Célèbre pour son travail mixed media mêlant peinture et infographie, J.-S. Rossbach expose ici des œuvres réalisées en un an et demi avec uniquement de l’aquarelle, de la gouache, de la mine de plomb ou encore de l’encre de Chine.

Rien de numérique, donc, dans cette exposition, comme pour mieux renouer avec le thème principal, Mother, qui a tout à voir avec Mère Nature, sa beauté, son mystère et ses dangers. Des blobs colorés sortent ici d’une gorge, là d’une guitare ; un pélican mazouté déverse le liquide noire sur la peau diaphane d’une naïade ; des corbeaux se coincent les ailes dans des fils barbelés. Contemplation douce-amère…

À travers les corps imberbes de personnages féminins graciles, sur lesquels il plaque symboles, mutations et lignes, Rossbach propose une approche mystique de la nature. Il pourrait ne s’agir que de fantasy ; mais chaque dessin, chaque peinture, s’enracine dans la modernité, à travers des formes géométriques colorées qui contrastent avec l’œuvre pastel, rappelant parfois le regretté Moebius.

Le triangle inversé agit comme un signe de ralliement pour chacun de ses esprits féminins puissants, dont la peau ne fait qu’une avec l’écorce, la chevelure, les éléments. Rites de fertilité, passages et inspiration : chaque œuvre s’enchaîne comme les chapitres successifs d’une même histoire.

L’esthétique est feutrée. Mais ne vous y trompez pas : une tension certaine émane de chaque portrait. Par l’absence d’yeux, ou par la déformation d’une anatomie, la Grande Déesse dévoile non seulement sa nature ambivalente, mais également sa fragilité, sentiment renforcé par la nudité omniprésente de corps pâles et fins.
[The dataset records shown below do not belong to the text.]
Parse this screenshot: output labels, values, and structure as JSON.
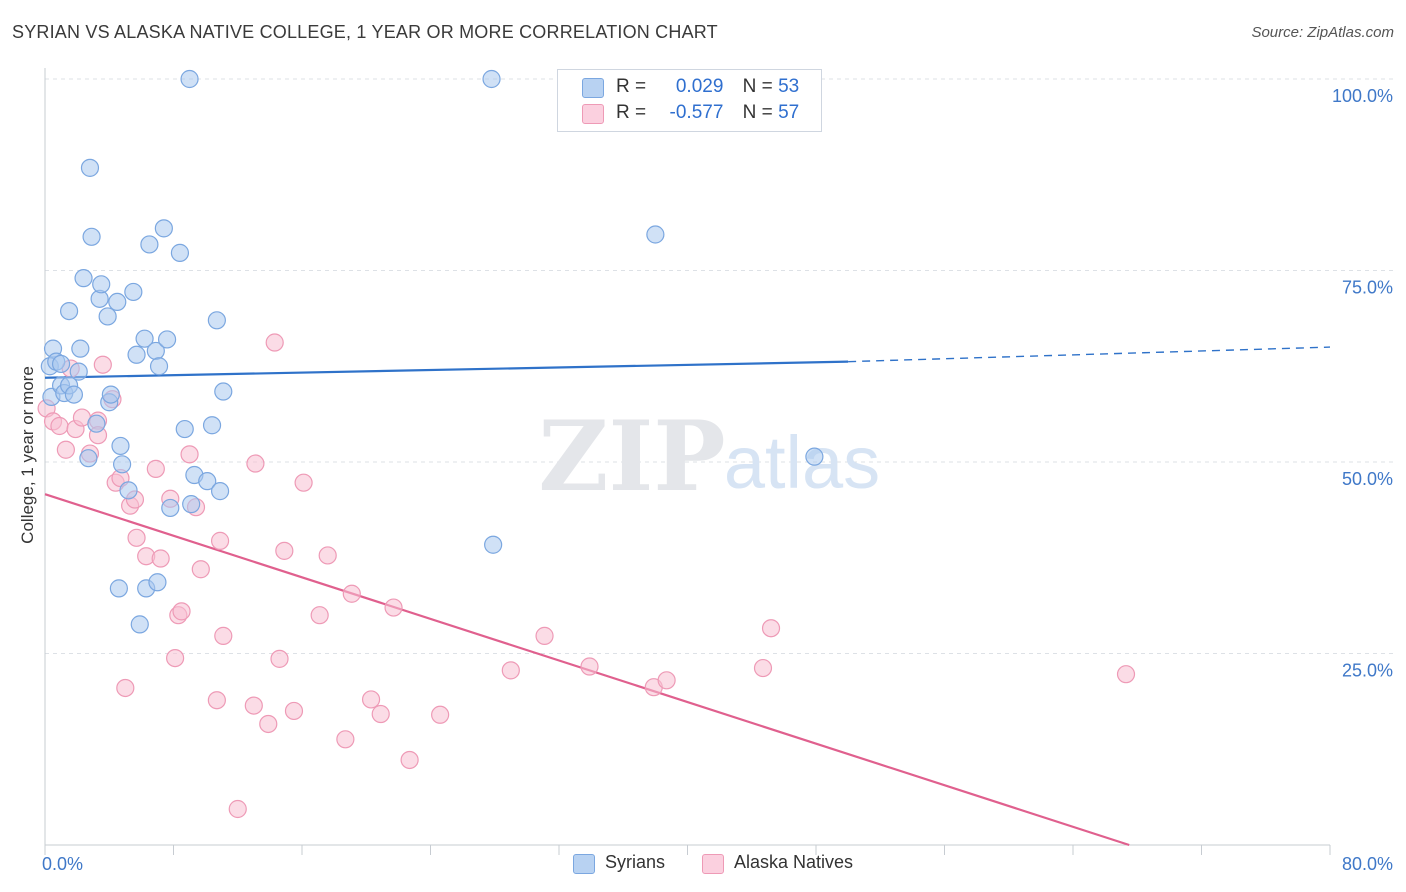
{
  "title": "SYRIAN VS ALASKA NATIVE COLLEGE, 1 YEAR OR MORE CORRELATION CHART",
  "source": "Source: ZipAtlas.com",
  "watermark": {
    "zip": "ZIP",
    "atlas": "atlas"
  },
  "legend": {
    "rows": [
      {
        "r_label": "R =",
        "r_value": "0.029",
        "n_label": "N =",
        "n_value": "53"
      },
      {
        "r_label": "R =",
        "r_value": "-0.577",
        "n_label": "N =",
        "n_value": "57"
      }
    ]
  },
  "bottom_legend": {
    "syrians": "Syrians",
    "alaska": "Alaska Natives"
  },
  "colors": {
    "syrians_fill": "#a9c8ef",
    "syrians_stroke": "#7ba7e0",
    "syrians_line": "#2f72c9",
    "alaska_fill": "#f7bfd1",
    "alaska_stroke": "#ee9ab6",
    "alaska_line": "#e0608e",
    "tick_text": "#3f78c8",
    "grid": "#dde1e6"
  },
  "chart_data": {
    "type": "scatter",
    "title": "SYRIAN VS ALASKA NATIVE COLLEGE, 1 YEAR OR MORE CORRELATION CHART",
    "xlabel": "",
    "ylabel": "College, 1 year or more",
    "xlim": [
      0,
      80
    ],
    "ylim": [
      0,
      100
    ],
    "x_tick_labels": [
      "0.0%",
      "80.0%"
    ],
    "y_ticks": [
      25,
      50,
      75,
      100
    ],
    "y_tick_labels": [
      "25.0%",
      "50.0%",
      "75.0%",
      "100.0%"
    ],
    "grid": true,
    "legend_position": "top-center",
    "series": [
      {
        "name": "Syrians",
        "trend": {
          "x": [
            0,
            50,
            80
          ],
          "y": [
            61.0,
            63.1,
            65.0
          ],
          "solid_to": 50
        },
        "points": [
          [
            0.3,
            62.5
          ],
          [
            0.4,
            58.5
          ],
          [
            0.5,
            64.8
          ],
          [
            0.7,
            63.1
          ],
          [
            1.0,
            60.0
          ],
          [
            1.0,
            62.8
          ],
          [
            1.2,
            59.0
          ],
          [
            1.5,
            69.7
          ],
          [
            1.5,
            60.0
          ],
          [
            1.8,
            58.8
          ],
          [
            2.1,
            61.8
          ],
          [
            2.2,
            64.8
          ],
          [
            2.4,
            74.0
          ],
          [
            2.7,
            50.5
          ],
          [
            2.8,
            88.4
          ],
          [
            2.9,
            79.4
          ],
          [
            3.2,
            55.0
          ],
          [
            3.4,
            71.3
          ],
          [
            3.5,
            73.2
          ],
          [
            3.9,
            69.0
          ],
          [
            4.0,
            57.8
          ],
          [
            4.1,
            58.8
          ],
          [
            4.5,
            70.9
          ],
          [
            4.6,
            33.5
          ],
          [
            4.7,
            52.1
          ],
          [
            4.8,
            49.7
          ],
          [
            5.2,
            46.3
          ],
          [
            5.5,
            72.2
          ],
          [
            5.7,
            64.0
          ],
          [
            5.9,
            28.8
          ],
          [
            6.2,
            66.1
          ],
          [
            6.3,
            33.5
          ],
          [
            6.5,
            78.4
          ],
          [
            6.9,
            64.5
          ],
          [
            7.0,
            34.3
          ],
          [
            7.1,
            62.5
          ],
          [
            7.4,
            80.5
          ],
          [
            7.6,
            66.0
          ],
          [
            7.8,
            44.0
          ],
          [
            8.4,
            77.3
          ],
          [
            8.7,
            54.3
          ],
          [
            9.0,
            100.0
          ],
          [
            9.1,
            44.5
          ],
          [
            9.3,
            48.3
          ],
          [
            10.1,
            47.5
          ],
          [
            10.4,
            54.8
          ],
          [
            10.7,
            68.5
          ],
          [
            10.9,
            46.2
          ],
          [
            11.1,
            59.2
          ],
          [
            27.8,
            100.0
          ],
          [
            27.9,
            39.2
          ],
          [
            38.0,
            79.7
          ],
          [
            47.9,
            50.7
          ]
        ]
      },
      {
        "name": "Alaska Natives",
        "trend": {
          "x": [
            0,
            67.5
          ],
          "y": [
            45.8,
            0.0
          ]
        },
        "points": [
          [
            0.1,
            57.0
          ],
          [
            0.5,
            55.3
          ],
          [
            0.9,
            54.7
          ],
          [
            1.3,
            51.6
          ],
          [
            1.6,
            62.2
          ],
          [
            1.9,
            54.3
          ],
          [
            2.3,
            55.8
          ],
          [
            2.8,
            51.1
          ],
          [
            3.3,
            55.4
          ],
          [
            3.3,
            53.5
          ],
          [
            3.6,
            62.7
          ],
          [
            4.2,
            58.2
          ],
          [
            4.4,
            47.3
          ],
          [
            4.7,
            47.9
          ],
          [
            5.0,
            20.5
          ],
          [
            5.3,
            44.3
          ],
          [
            5.6,
            45.1
          ],
          [
            5.7,
            40.1
          ],
          [
            6.3,
            37.7
          ],
          [
            6.9,
            49.1
          ],
          [
            7.2,
            37.4
          ],
          [
            7.8,
            45.2
          ],
          [
            8.1,
            24.4
          ],
          [
            8.3,
            30.0
          ],
          [
            8.5,
            30.5
          ],
          [
            9.0,
            51.0
          ],
          [
            9.4,
            44.1
          ],
          [
            9.7,
            36.0
          ],
          [
            10.7,
            18.9
          ],
          [
            10.9,
            39.7
          ],
          [
            11.1,
            27.3
          ],
          [
            12.0,
            4.7
          ],
          [
            13.0,
            18.2
          ],
          [
            13.1,
            49.8
          ],
          [
            13.9,
            15.8
          ],
          [
            14.3,
            65.6
          ],
          [
            14.6,
            24.3
          ],
          [
            14.9,
            38.4
          ],
          [
            15.5,
            17.5
          ],
          [
            16.1,
            47.3
          ],
          [
            17.1,
            30.0
          ],
          [
            17.6,
            37.8
          ],
          [
            18.7,
            13.8
          ],
          [
            19.1,
            32.8
          ],
          [
            20.3,
            19.0
          ],
          [
            20.9,
            17.1
          ],
          [
            21.7,
            31.0
          ],
          [
            22.7,
            11.1
          ],
          [
            24.6,
            17.0
          ],
          [
            29.0,
            22.8
          ],
          [
            31.1,
            27.3
          ],
          [
            33.9,
            23.3
          ],
          [
            37.9,
            20.6
          ],
          [
            38.7,
            21.5
          ],
          [
            44.7,
            23.1
          ],
          [
            45.2,
            28.3
          ],
          [
            67.3,
            22.3
          ]
        ]
      }
    ]
  }
}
L’introduction du catalogue de l’expo se conclut sur cette citation de James Lovelock :

Car les métaphores sont plus que jamais nécessaires pour faire comprendre au plus grand nombre la véritable nature de la Terre et les périls mortels qui se profilent à l’horizon.

Une exposition comme une prise de conscience, d’autant plus percutante qu’elle s’ancre dans la poésie, et nous touche au plus profond.